Рассказы Акутагавы не являются исключением из правил, они пронизаны утонченным цинизмом к традициям и моральным канонам японского общества. Глубоким анализом как собственного Я, так и попытками понять мотивы других людей. Индивидуальный и коллективный эгоизм — центральная тема, что тянется красной нитью через все его работы. Он мастерски выводит на поверхность вопросы на первый взгляд простые, но на деле выворачивающие душу наизнанку.
Во время чтения я то и дело откладывала книгу и пыталась найти ответ внутри себя: как бы сама поступила, окажись на месте героя в столь нравственно запутанной ситуации. Где именно заканчивается «добро» и начинается «зло»?
Что гуманнее: позволить заживо сгореть близкому человеку, придавленному балкой обвалившегося дома во время землетрясения, или добить его более быстрым и не таким болезненным способом? Безусловно, легче всего убежать в поисках помощи, чтобы не видеть, как он корчится в предсмертной агонии... Но нежелание видеть его смерть из боязни ранить собственные чувства – разве это не очередное проявление эгоизма?

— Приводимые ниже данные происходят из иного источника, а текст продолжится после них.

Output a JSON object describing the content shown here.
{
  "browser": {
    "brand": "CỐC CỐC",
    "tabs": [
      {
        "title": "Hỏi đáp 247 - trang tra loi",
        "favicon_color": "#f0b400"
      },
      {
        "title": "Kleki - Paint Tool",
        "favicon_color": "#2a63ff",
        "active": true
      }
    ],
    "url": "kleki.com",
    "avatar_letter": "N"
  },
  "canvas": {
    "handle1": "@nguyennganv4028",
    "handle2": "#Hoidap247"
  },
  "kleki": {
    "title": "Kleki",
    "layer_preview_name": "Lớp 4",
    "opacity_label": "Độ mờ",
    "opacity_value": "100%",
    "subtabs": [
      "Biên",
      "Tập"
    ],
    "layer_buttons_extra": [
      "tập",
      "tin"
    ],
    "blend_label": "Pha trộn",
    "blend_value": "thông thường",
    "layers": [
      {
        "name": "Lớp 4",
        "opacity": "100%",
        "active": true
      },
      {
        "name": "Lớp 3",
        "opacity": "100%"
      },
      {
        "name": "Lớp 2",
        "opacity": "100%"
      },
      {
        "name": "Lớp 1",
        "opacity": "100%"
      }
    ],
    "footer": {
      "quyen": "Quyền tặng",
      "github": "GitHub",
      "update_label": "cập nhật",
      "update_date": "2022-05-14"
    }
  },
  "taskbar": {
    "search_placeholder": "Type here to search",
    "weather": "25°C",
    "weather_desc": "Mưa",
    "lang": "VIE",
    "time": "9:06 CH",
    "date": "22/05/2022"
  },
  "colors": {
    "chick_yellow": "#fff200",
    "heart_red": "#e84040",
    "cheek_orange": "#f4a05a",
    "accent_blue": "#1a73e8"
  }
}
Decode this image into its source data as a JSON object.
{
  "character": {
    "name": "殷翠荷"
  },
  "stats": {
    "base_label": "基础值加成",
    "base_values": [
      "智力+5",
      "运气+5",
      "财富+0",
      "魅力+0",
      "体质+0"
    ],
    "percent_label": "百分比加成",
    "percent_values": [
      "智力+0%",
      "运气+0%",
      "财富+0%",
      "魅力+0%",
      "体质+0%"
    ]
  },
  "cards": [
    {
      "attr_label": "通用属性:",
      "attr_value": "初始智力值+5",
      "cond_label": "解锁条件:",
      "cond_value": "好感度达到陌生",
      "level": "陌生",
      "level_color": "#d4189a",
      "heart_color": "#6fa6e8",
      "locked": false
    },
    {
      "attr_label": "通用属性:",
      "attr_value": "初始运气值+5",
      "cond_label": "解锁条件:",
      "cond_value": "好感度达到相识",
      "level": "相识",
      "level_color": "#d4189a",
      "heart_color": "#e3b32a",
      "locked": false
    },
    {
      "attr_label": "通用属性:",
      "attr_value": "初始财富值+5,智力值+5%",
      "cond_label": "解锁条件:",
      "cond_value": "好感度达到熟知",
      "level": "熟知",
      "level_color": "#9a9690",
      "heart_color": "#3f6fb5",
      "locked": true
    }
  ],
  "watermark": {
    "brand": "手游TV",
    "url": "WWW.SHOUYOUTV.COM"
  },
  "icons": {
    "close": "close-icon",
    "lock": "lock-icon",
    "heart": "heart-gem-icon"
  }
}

Лаконичные, но эстетично острые и злободневные новеллы вынуждают заглядывать в себя и, что многим покажется однозначно неприятным, изучать собственные слабости. Если не халтурить, не отмахиваться от тягостных мыслей, то можно много нового о себе узнать. Естественно, преимущественно в отрицательном ключе. А это, в свою очередь, может привести к апатичному взгляду на жизнь и декаданскому настроению.
Одни новеллы меня эмоционально сильнее зацепили, такие как: Ворота Расёмон; В чаще; Кэса и Морито; Сомнение. Они заставляли шестерёнки в моей голове крутиться энергичнее. А затем оставляли колючее послевкусие, от которого, несмотря на горечь, не хотелось побыстрее избавиться — запить чем-то более лёгким и сладким. Последние же два рассказа: «Зубчатые колёса» и «Жизнь идиота» — пронизаны глухим отчаянием, что испытывал автор в преддверии собственного суицида. После них остаётся ощущение, будто соприкоснулся с чем-то болезненным. Чего в обыденной жизни старательно избегаешь. Всё равно что, увидев человека с физиологическим недостатком, не отвести привычно глаза, а наоборот — заострить на дефекте внимание, принявшись его в неприличной откровенности разглядывать.
Невероятно грустно, что в продаже невозможно найти качественных изданий этого замечательно автора. Приходится довольствоваться мягкой обложкой и газетной бумагой — всяко лучше, чем ничего. Но я не оставляю надежды, что однажды Азбука или Гиперион порадуют меня увесистым томом, где будут собраны все сочинения Акутагавы.